Phelps reflected on his own doubters in a question and answer session conducted by Under Armour founder and CEO Kevin Plank. When Phelps failed to swim at his usual level during pre-Olympic competition, commentators were quick to say that rival Ryan Lochte had passed him by. And then Phelps finished fourth in the 400 IM – four seconds behind winner Lochte -- on the first night of competition.
“The only thing I could do was put it behind me and move to the other races,” he said. “I remember walking behind the diving towers, and I just let out a little scream – I won’t say what I said – but I was a little frustrated. I remember laying down and going to bed and thinking I have so many other opportunities. I still can do what I want to do. So I put it behind me, threw it over my shoulder and moved on.”
Plank praised Phelps -- and vice versa -- during the rally, which about 600 Under Armour workers attended. The men wore yellow shirts, and the women wore purple ones. All of the shirts said, "The Baltimore Bullet," in reference to a Phelps nickname that has kicked around for years. Phelps eventually put on a new pair of Under Armour sneakers and pressed them into some freshly prepared cement; his shoeprints will be the first installed on a walkway meant to honor top athletes.
"You're a true American star," Plank said.
Much of the conversation was loose, though. Plank posited that Phelps -- who, of course, has an endorsement deal with the company -- had struggled early because he was forced to wear Nike’s Team USA Gear. When Phelps suggested chucking his remaining Nike attire in the water, Plank said: “I don’t want you stinking up the harbor.”
Plank eventually played a sort of word-association game with Phelps, who went on to reveal that Go Getta by Young Jeezy was the song he used most during his career to get pumped up, his dog Herman cannot doggie paddle (the bulldog’s legs are too short) and he prefers the Ravens to the Orioles (but likes both.) Pressed to discuss the scene in the Olympic Village – where 150,000 condoms were given out this year – Phelps demurred and said “It’s like a mini-city.” (Yes, Rosse was in attendance.)
Phelps also said his family was “the world;” his sisters and mother were there, as well as nieces and nephews.

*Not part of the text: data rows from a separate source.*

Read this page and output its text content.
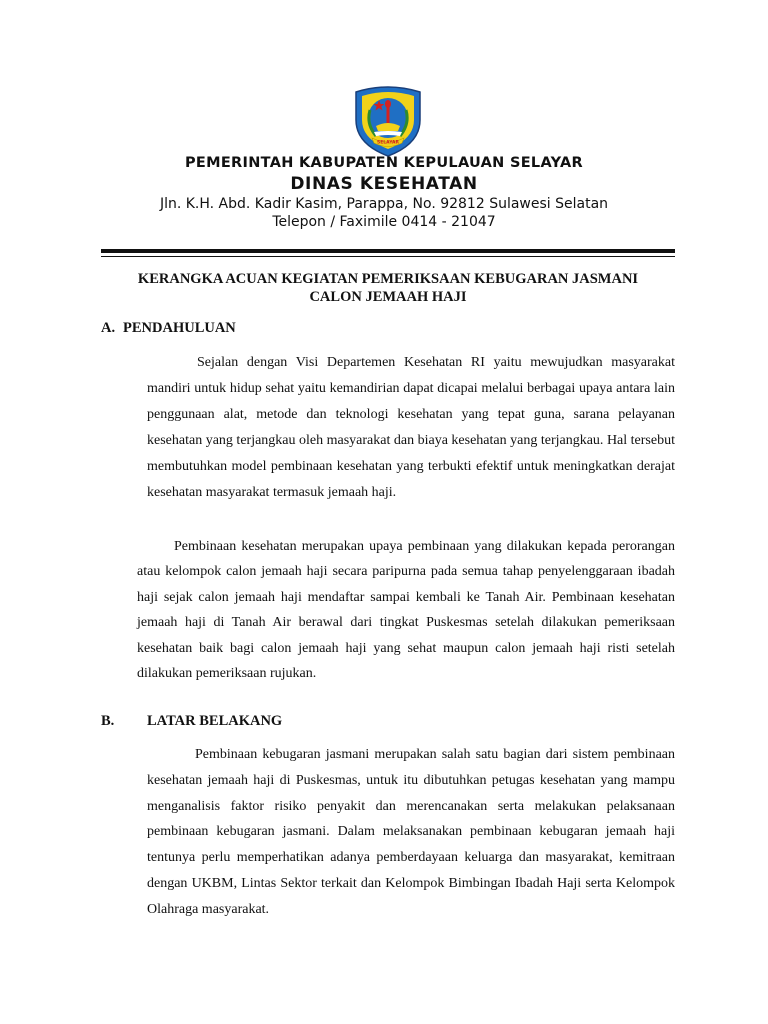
SELAYAR
PEMERINTAH KABUPATEN KEPULAUAN SELAYAR
DINAS KESEHATAN
Jln. K.H. Abd. Kadir Kasim, Parappa, No. 92812 Sulawesi Selatan
Telepon / Faximile 0414 - 21047
KERANGKA ACUAN KEGIATAN PEMERIKSAAN KEBUGARAN JASMANI
CALON JEMAAH HAJI
A. PENDAHULUAN

Sejalan dengan Visi Departemen Kesehatan RI yaitu mewujudkan masyarakat mandiri untuk hidup sehat yaitu kemandirian dapat dicapai melalui berbagai upaya antara lain penggunaan alat, metode dan teknologi kesehatan yang tepat guna, sarana pelayanan kesehatan yang terjangkau oleh masyarakat dan biaya kesehatan yang terjangkau. Hal tersebut membutuhkan model pembinaan kesehatan yang terbukti efektif untuk meningkatkan derajat kesehatan masyarakat termasuk jemaah haji.

Pembinaan kesehatan merupakan upaya pembinaan yang dilakukan kepada perorangan atau kelompok calon jemaah haji secara paripurna pada semua tahap penyelenggaraan ibadah haji sejak calon jemaah haji mendaftar sampai kembali ke Tanah Air. Pembinaan kesehatan jemaah haji di Tanah Air berawal dari tingkat Puskesmas setelah dilakukan pemeriksaan kesehatan baik bagi calon jemaah haji yang sehat maupun calon jemaah haji risti setelah dilakukan pemeriksaan rujukan.

B. LATAR BELAKANG

Pembinaan kebugaran jasmani merupakan salah satu bagian dari sistem pembinaan kesehatan jemaah haji di Puskesmas, untuk itu dibutuhkan petugas kesehatan yang mampu menganalisis faktor risiko penyakit dan merencanakan serta melakukan pelaksanaan pembinaan kebugaran jasmani. Dalam melaksanakan pembinaan kebugaran jemaah haji tentunya perlu memperhatikan adanya pemberdayaan keluarga dan masyarakat, kemitraan dengan UKBM, Lintas Sektor terkait dan Kelompok Bimbingan Ibadah Haji serta Kelompok Olahraga masyarakat.
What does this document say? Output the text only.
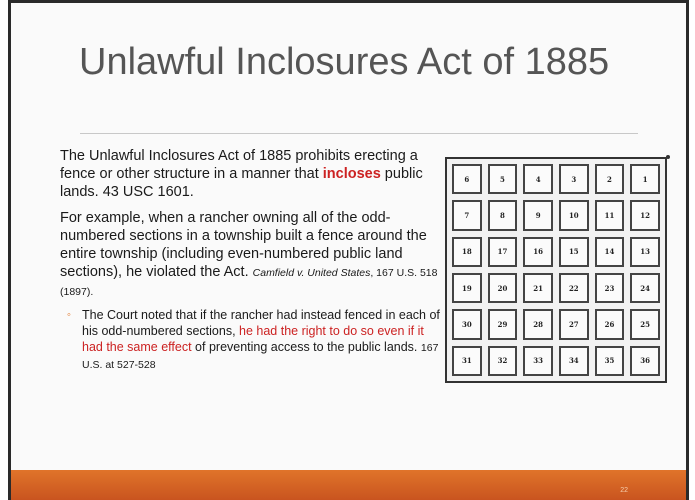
Unlawful Inclosures Act of 1885

The Unlawful Inclosures Act of 1885 prohibits erecting a fence or other structure in a manner that incloses public lands. 43 USC 1601.

For example, when a rancher owning all of the odd-numbered sections in a township built a fence around the entire township (including even-numbered public land sections), he violated the Act. Camfield v. United States, 167 U.S. 518 (1897).

◦ The Court noted that if the rancher had instead fenced in each of his odd-numbered sections, he had the right to do so even if it had the same effect of preventing access to the public lands. 167 U.S. at 527-528
6	5	4	3	2	1
7	8	9	10	11	12
18	17	16	15	14	13
19	20	21	22	23	24
30	29	28	27	26	25
31	32	33	34	35	36
22
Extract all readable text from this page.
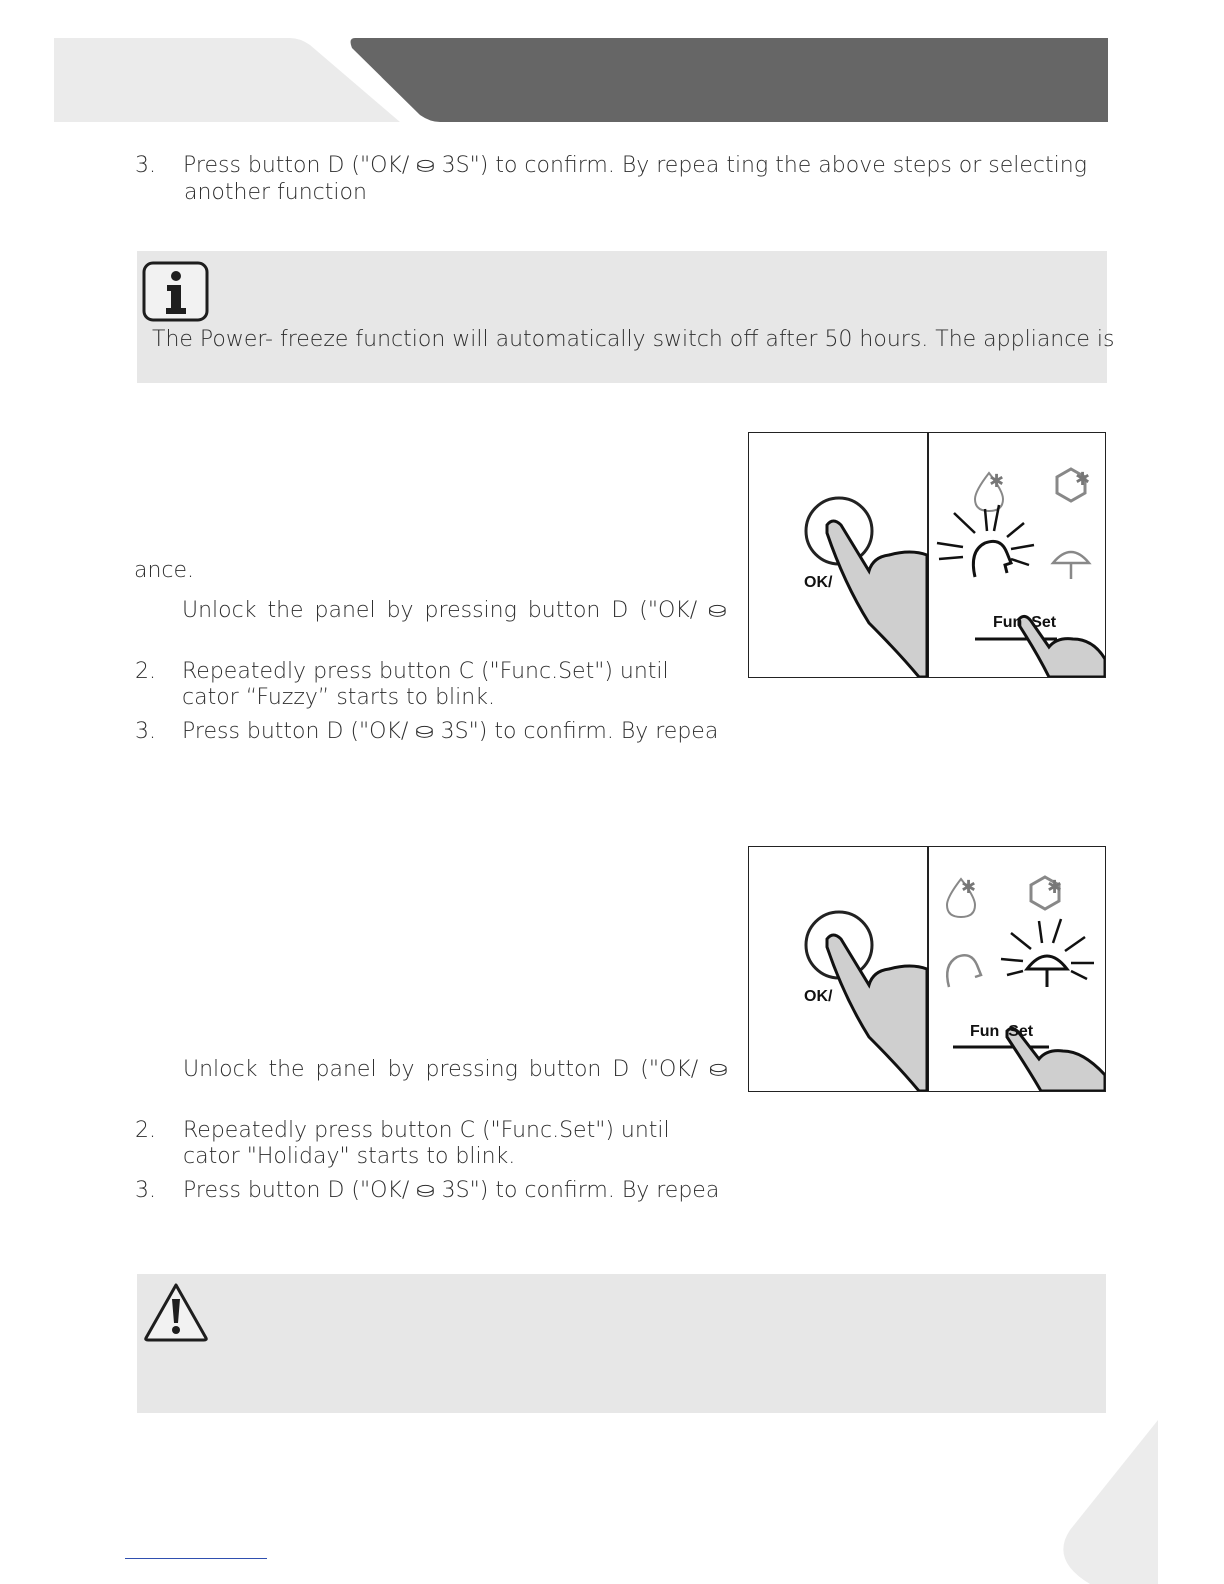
3. Press button D ("OK/ ⛀ 3S") to confirm. By repea ting the above steps or selecting
another function
The Power- freeze function will automatically switch off after 50 hours. The appliance is
ance.
Unlock the panel by pressing button D ("OK/ ⛀
2. Repeatedly press button C ("Func.Set") until
cator “Fuzzy” starts to blink.
3. Press button D ("OK/ ⛀ 3S") to confirm. By repea
✱	✱
OK/
Fun  Set
Unlock the panel by pressing button D ("OK/ ⛀
2. Repeatedly press button C ("Func.Set") until
cator "Holiday" starts to blink.
3. Press button D ("OK/ ⛀ 3S") to confirm. By repea
✱	✱
OK/
Fun  Set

Eventually, he said, he’ll get back to business. But even Phelp’s business is tied to his leisurely pursuits these days. He traveled to TPC Summerlin in Las Vegas for his first shooting of “The Haney Project,” a four-hour lesson on the range that saw him swing “about 1,000 times.” He has calluses on his hands to prove it (and the pictures that surfaced from his "retirement party" in Vegas prove he also enjoyed himself a bit.)
Until then, Phelps will enjoy the city he said would always be his home, where he feels most himself. His most enjoyable Baltimore moment since returning was a trip to Bo Brooks in Canton, where he now lives.
“It was awesome to go get crabs,” he said. “We sat right there on the water, got some good-sized crabs and just sorta sat there, a bunch of good friends, enjoying it.”